Tant mieux, songea Pas-de-lune, car elle n’était pas sûre de se croire elle-même.


 Le lendemain aux aurores, il faisait un temps superbe. Éliane chevauchait un beau cheval couleur crème, avec des yeux étrangement clairs, auquel elle avait donné le nom de Madrigal. Normal. On voyait la bosse que faisait la vielle dans son dos. Ysombre avait rangé la bombarde dans son sac, posé sur le flanc de Mystère qui allait d’un pas énergique. Ce séjour les avait profondément retapés tous les deux, et la voleuse le sentait. La mort de Géraud, quand elle y pensait, lui noyait toujours la voix dans des larmes, mais au moins elle n’occupait plus son esprit tout entier. L’urgence lui revenait soudain dans la figure comme une bourrasque du mistral. Cela faisait plus d’un mois qu’elle avait été blessée à la Bâtie par une flèche dans le dos. Elle frotta machinalement la cicatrice qu’il lui restait derrière l’épaule. D’Urfé avait pu partir depuis longtemps. Avait-il seulement reçu son message ? Avait-il accepté de l’attendre ? Serait-il à Limoges ? Si non, elle avait laissé passer une chance unique de retrouver Renart avec une aide importante. Elle se retourna pour presser Éliane.

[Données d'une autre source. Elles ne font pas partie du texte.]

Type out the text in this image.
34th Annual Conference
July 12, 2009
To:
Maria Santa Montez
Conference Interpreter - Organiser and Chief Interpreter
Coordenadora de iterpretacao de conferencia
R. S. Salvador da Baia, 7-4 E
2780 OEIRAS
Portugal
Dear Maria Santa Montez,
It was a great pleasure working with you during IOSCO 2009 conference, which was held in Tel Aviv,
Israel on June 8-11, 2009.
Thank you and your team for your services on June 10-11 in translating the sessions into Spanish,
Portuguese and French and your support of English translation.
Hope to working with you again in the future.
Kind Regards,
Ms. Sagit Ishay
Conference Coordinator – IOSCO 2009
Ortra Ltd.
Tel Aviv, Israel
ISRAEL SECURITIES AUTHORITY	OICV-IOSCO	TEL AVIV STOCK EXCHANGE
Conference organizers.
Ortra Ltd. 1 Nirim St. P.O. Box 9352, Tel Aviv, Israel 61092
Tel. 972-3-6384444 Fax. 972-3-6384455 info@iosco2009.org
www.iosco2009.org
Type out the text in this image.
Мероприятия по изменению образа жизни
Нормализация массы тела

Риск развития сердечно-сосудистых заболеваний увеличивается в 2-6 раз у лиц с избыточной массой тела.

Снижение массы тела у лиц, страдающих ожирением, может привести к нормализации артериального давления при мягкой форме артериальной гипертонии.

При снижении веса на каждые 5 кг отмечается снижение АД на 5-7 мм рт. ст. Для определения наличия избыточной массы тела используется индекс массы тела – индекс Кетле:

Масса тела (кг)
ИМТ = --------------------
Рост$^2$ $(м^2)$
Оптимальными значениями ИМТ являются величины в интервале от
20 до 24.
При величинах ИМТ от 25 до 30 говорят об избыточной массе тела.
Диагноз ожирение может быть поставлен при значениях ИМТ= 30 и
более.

  • On pourrait accélérer un peu ?
  • Limoges est à… à peine deux jours, ce n’est pas trotter ni même galoper qui changera quoi que ce soit. Nous n’arriverons que demain, point final. D’ailleurs, si, comme tu m’as dit, ton noble est devant la cathédrale à sixte, arriver tôt ne t’aidera pas.

 La ménestrelle avait raison, encore une fois. Mais Pas-de-lune continua à grommeler pour faire bonne mesure.

  • Regarde !

 Le doigt fin de la jolie demoiselle désignait une troupe assez nombreuse de soldats en uniforme qui remontaient la route en face d’elles. Le soleil de l’aube faisait briller leurs casques et leurs cuirasses. Mais Ysombre n’avait pas le temps d’admirer leur équipement.

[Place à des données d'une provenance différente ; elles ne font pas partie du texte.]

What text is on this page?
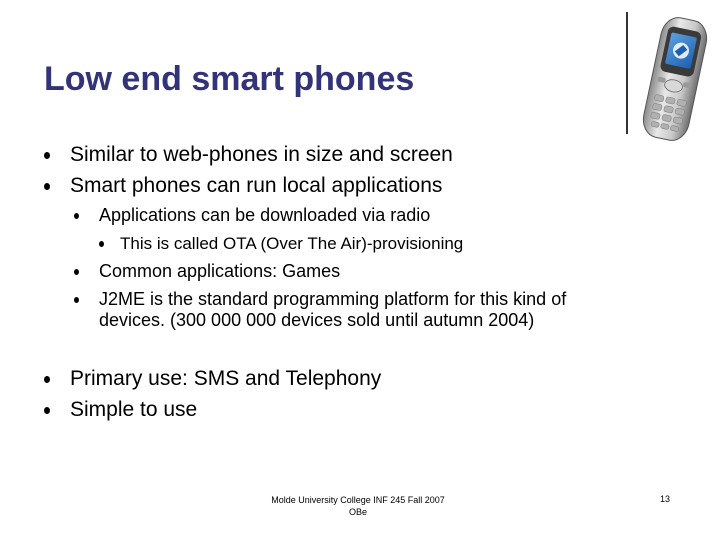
Low end smart phones
Similar to web-phones in size and screen
Smart phones can run local applications
Applications can be downloaded via radio
This is called OTA (Over The Air)-provisioning
Common applications: Games
J2ME is the standard programming platform for this kind of devices. (300 000 000 devices sold until autumn 2004)
Primary use: SMS and Telephony
Simple to use
Molde University College INF 245 Fall 2007
OBe
13
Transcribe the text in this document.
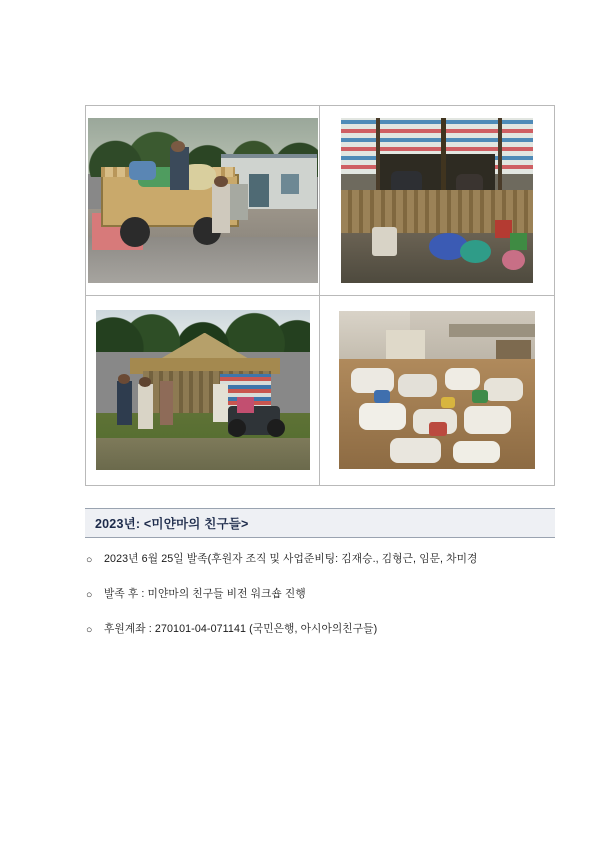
2023년: <미얀마의 친구들>
○	2023년 6월 25일 발족(후원자 조직 및 사업준비팅: 김재승., 김형근, 임문, 차미경
○	발족 후 : 미얀마의 친구들 비전 워크숍 진행
○	후원계좌 : 270101-04-071141 (국민은행, 아시아의친구들)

  • Il ne faut pas qu’ils me voient !
  • Cache ton visage derrière ta capuche, conseilla Éliane.
  • Un jour ensoleillé comme celui-là ?

 La rousse se mordit les lèvres.

  • Filons !

 Elle talonna Madrigal qui obéit en prenant le premier sentier à droite sans réfléchir. Mystère se jeta à sa suite. Pas-de-lune baissa tout de même la capuche sur son visage et partit au grand galop. Elle dépassa vite Éliane et jeta un œil derrière elle. Personne ne faisait mine de la poursuivre. Elle faillit être rassurée mais ne ralentit qu’une fois qu’elle fut sûre que le chemin empêchait les gardes de la voir. Elle arrêta Mystère, repoussa sa capuche et souffla un peu. Elle était seule.

  • Éliane ! Où es-tu ?

 Elle hésitait à faire demi-tour. Il valait peut-être mieux attendre un moment. Et puis son Prince de la Nuit haletait comme un soufflet de forge.

  • Mon pauvre, je ne t’ai guère épargné ces jours-ci.

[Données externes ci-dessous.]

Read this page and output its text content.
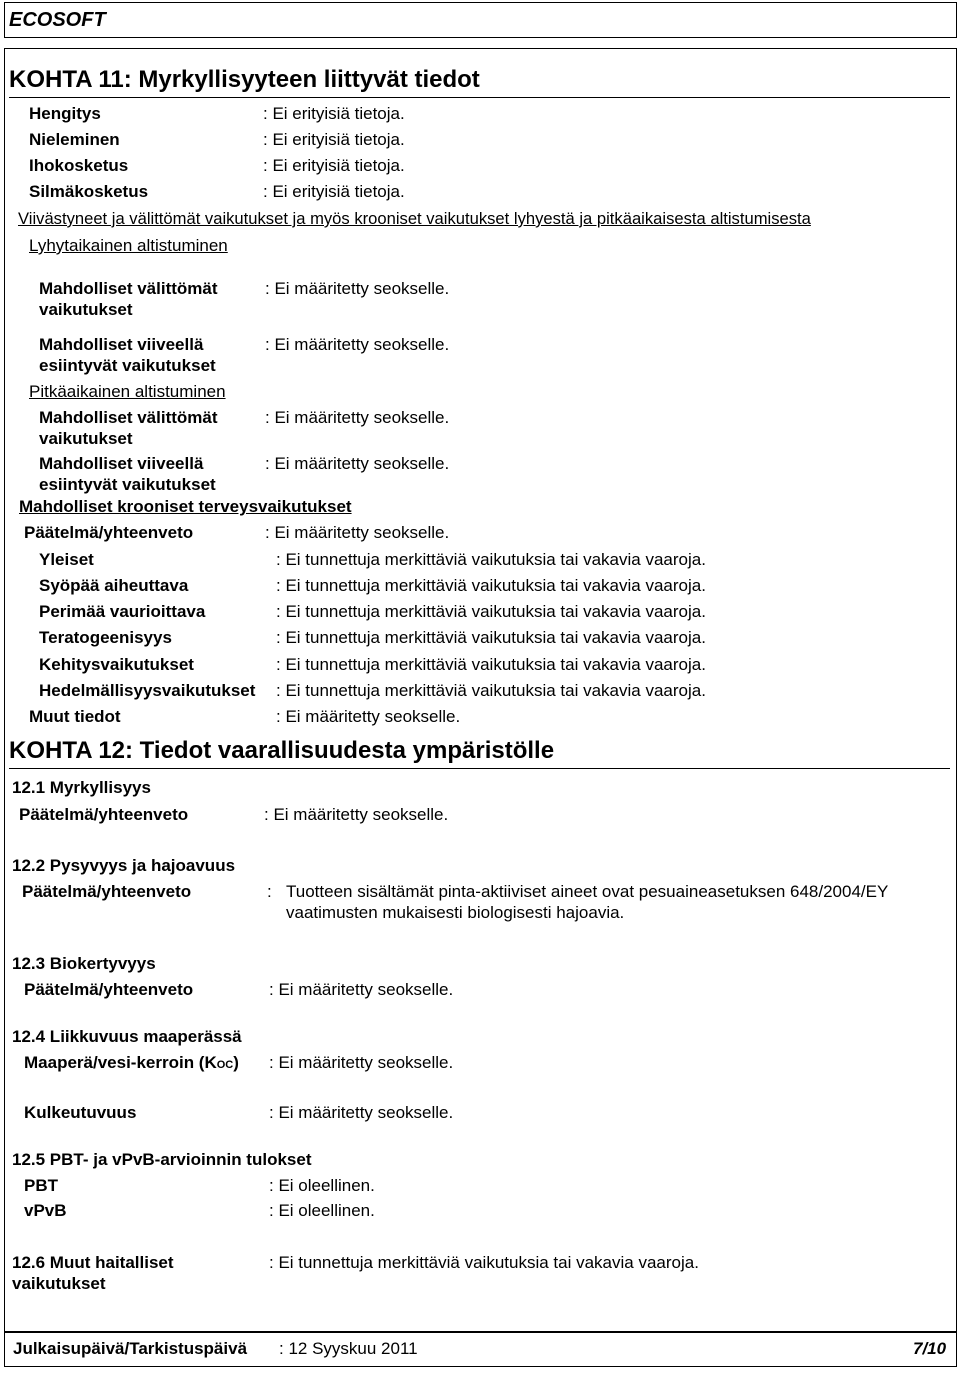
ECOSOFT
KOHTA 11: Myrkyllisyyteen liittyvät tiedot
Hengitys	: Ei erityisiä tietoja.
Nieleminen	: Ei erityisiä tietoja.
Ihokosketus	: Ei erityisiä tietoja.
Silmäkosketus	: Ei erityisiä tietoja.
Viivästyneet ja välittömät vaikutukset ja myös krooniset vaikutukset lyhyestä ja pitkäaikaisesta altistumisesta
Lyhytaikainen altistuminen
Mahdolliset välittömät
vaikutukset
: Ei määritetty seokselle.
Mahdolliset viiveellä
esiintyvät vaikutukset
: Ei määritetty seokselle.
Pitkäaikainen altistuminen
Mahdolliset välittömät
vaikutukset
: Ei määritetty seokselle.
Mahdolliset viiveellä
esiintyvät vaikutukset
: Ei määritetty seokselle.
Mahdolliset krooniset terveysvaikutukset
Päätelmä/yhteenveto	: Ei määritetty seokselle.
Yleiset	: Ei tunnettuja merkittäviä vaikutuksia tai vakavia vaaroja.
Syöpää aiheuttava	: Ei tunnettuja merkittäviä vaikutuksia tai vakavia vaaroja.
Perimää vaurioittava	: Ei tunnettuja merkittäviä vaikutuksia tai vakavia vaaroja.
Teratogeenisyys	: Ei tunnettuja merkittäviä vaikutuksia tai vakavia vaaroja.
Kehitysvaikutukset	: Ei tunnettuja merkittäviä vaikutuksia tai vakavia vaaroja.
Hedelmällisyysvaikutukset : Ei tunnettuja merkittäviä vaikutuksia tai vakavia vaaroja.
Muut tiedot	: Ei määritetty seokselle.
KOHTA 12: Tiedot vaarallisuudesta ympäristölle
12.1 Myrkyllisyys
Päätelmä/yhteenveto	: Ei määritetty seokselle.
12.2 Pysyvyys ja hajoavuus
Päätelmä/yhteenveto	: Tuotteen sisältämät pinta-aktiiviset aineet ovat pesuaineasetuksen 648/2004/EY
vaatimusten mukaisesti biologisesti hajoavia.
12.3 Biokertyvyys
Päätelmä/yhteenveto	: Ei määritetty seokselle.
12.4 Liikkuvuus maaperässä
Maaperä/vesi-kerroin (KOC) : Ei määritetty seokselle.
Kulkeutuvuus	: Ei määritetty seokselle.
12.5 PBT- ja vPvB-arvioinnin tulokset
PBT	: Ei oleellinen.
vPvB	: Ei oleellinen.
12.6 Muut haitalliset
vaikutukset
: Ei tunnettuja merkittäviä vaikutuksia tai vakavia vaaroja.
Julkaisupäivä/Tarkistuspäivä : 12 Syyskuu 2011	7/10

 Elle se laissa glisser à terre et guida le cheval noir près d’un abreuvoir. Les vaches qui paissaient là leur jetèrent à peine un regard blasé. Ysombre s’assit sur l’herbe pendant que Mystère aspirait à grand bruit l’eau glacée de la vasque. Les mille chants d’oiseaux du matin l’apaisèrent, quand elle vit l’oreille de Mystère remuer et l’étalon relever la tête d’un air inquiet.

  • Qu’y a-t-il, mon beau ?

 Elle reconnut les cris d’une troupe en armes et le cliquetis des étriers.

  • Ils m’ont vue !

 Elle bondit sur le dos de Mystère et le jeta dans un galop effréné.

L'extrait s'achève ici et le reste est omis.